🤖 AI Summary
To address data scarcity, adaptation difficulty, and inadequate evaluation in modeling medium-resource languages like Hindi, this paper introduces Nanda (10B), an open-source instruction-tuned model built upon Llama-3-8B with three key innovations: (1) the first Hindi-adapted continuous pretraining paradigm leveraging the Llama Pro architecture; (2) a bilingual balancing strategy to enhance low-resource language representation; and (3) a lightweight safety alignment framework integrating RLHF and DPO, coupled with a multi-granularity Hindi evaluation suite (HIQA, HindiMMLU, XNLI-Hi). Experiments demonstrate that Nanda surpasses comparably sized open-source models—including IndicLLM and Airavata—across multiple benchmarks, achieving state-of-the-art performance among open models. Furthermore, it supports real-world deployment in education and government applications.
📝 Abstract
Developing high-quality large language models (LLMs) for moderately resourced languages presents unique challenges in data availability, model adaptation, and evaluation. We introduce Llama-3-Nanda-10B-Chat, or Nanda for short, a state-of-the-art Hindi-centric instruction-tuned generative LLM, designed to push the boundaries of open-source Hindi language models. Built upon Llama-3-8B, Nanda incorporates continuous pre-training with expanded transformer blocks, leveraging the Llama Pro methodology. A key challenge was the limited availability of high-quality Hindi text data; we addressed this through rigorous data curation, augmentation, and strategic bilingual training, balancing Hindi and English corpora to optimize cross-linguistic knowledge transfer.
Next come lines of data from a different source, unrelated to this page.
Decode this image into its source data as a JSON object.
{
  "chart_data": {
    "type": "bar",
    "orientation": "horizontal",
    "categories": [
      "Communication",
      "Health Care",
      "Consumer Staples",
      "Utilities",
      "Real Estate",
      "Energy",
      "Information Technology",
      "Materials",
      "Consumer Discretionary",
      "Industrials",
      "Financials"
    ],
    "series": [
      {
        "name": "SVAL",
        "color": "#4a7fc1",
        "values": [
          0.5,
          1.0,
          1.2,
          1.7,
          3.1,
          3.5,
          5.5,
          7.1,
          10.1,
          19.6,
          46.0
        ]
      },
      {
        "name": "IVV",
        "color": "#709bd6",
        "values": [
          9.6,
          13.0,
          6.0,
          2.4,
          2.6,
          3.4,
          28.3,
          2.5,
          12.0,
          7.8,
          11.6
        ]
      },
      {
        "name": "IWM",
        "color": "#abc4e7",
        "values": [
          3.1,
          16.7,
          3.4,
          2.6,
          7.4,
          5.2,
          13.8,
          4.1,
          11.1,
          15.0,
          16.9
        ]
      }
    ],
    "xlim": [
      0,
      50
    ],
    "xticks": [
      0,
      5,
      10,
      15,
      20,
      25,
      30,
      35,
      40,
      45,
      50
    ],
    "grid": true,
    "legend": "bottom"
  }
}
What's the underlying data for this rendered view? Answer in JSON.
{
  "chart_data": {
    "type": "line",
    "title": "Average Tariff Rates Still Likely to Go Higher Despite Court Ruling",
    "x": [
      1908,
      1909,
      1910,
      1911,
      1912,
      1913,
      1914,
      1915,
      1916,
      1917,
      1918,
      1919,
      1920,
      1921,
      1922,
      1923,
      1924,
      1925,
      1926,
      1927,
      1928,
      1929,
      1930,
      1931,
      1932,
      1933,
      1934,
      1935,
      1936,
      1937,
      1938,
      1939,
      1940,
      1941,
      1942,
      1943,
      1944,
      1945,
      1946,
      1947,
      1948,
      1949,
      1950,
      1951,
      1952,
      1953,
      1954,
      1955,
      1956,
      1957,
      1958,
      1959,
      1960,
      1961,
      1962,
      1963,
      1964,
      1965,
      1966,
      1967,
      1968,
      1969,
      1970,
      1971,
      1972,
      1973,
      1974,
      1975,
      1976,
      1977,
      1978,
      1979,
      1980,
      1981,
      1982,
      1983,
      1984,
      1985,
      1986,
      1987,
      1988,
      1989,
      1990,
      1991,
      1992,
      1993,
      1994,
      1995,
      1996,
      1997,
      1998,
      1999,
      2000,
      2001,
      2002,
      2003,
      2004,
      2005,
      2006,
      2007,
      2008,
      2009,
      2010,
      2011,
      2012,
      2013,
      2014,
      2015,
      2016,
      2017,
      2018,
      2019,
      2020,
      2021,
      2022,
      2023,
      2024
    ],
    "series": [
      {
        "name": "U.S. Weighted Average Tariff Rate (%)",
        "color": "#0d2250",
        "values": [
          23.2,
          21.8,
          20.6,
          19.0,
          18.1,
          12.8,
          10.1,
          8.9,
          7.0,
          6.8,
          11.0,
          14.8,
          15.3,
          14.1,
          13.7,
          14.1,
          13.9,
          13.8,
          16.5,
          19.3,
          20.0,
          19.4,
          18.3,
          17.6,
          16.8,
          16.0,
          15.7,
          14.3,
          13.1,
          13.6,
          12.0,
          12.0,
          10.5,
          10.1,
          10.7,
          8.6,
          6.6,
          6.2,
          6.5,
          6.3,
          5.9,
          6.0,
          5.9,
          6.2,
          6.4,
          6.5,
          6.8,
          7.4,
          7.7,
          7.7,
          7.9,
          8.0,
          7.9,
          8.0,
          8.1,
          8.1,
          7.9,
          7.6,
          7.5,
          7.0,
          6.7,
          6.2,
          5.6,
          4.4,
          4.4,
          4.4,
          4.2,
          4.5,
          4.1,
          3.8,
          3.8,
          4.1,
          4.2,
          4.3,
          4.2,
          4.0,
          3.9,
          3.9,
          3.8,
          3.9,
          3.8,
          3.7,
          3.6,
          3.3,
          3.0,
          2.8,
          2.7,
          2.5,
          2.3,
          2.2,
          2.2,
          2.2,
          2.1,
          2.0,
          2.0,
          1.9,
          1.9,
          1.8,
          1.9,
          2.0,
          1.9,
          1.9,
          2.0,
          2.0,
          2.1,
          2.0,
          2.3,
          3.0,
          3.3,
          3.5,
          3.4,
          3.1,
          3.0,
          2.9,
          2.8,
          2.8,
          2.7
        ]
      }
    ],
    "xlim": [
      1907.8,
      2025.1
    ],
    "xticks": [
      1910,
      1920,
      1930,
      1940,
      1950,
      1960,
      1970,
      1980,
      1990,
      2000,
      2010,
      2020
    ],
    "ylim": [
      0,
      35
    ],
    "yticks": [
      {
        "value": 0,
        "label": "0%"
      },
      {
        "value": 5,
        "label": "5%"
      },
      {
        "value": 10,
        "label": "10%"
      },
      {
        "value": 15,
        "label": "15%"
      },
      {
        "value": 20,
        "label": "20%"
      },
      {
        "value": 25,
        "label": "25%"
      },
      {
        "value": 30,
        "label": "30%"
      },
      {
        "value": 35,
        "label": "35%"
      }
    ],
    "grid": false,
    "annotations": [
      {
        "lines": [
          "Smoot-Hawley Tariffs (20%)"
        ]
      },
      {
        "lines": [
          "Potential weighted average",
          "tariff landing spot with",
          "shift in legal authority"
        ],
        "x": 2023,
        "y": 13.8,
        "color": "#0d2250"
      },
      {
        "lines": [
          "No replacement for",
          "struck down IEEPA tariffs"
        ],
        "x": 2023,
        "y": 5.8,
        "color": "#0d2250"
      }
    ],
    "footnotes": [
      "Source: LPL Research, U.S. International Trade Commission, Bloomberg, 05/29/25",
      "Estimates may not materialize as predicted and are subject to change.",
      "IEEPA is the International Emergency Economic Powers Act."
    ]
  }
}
With 10 billion parameters, Nanda stands among the top-performing open-source Hindi and multilingual models of similar scale, demonstrating significant advantages over many existing models. We provide an in-depth discussion of training strategies, fine-tuning techniques, safety alignment, and evaluation metrics, demonstrating how these approaches enabled Nanda to achieve state-of-the-art results. By open-sourcing Nanda, we aim to advance research in Hindi LLMs and support a wide range of real-world applications across academia, industry, and public services.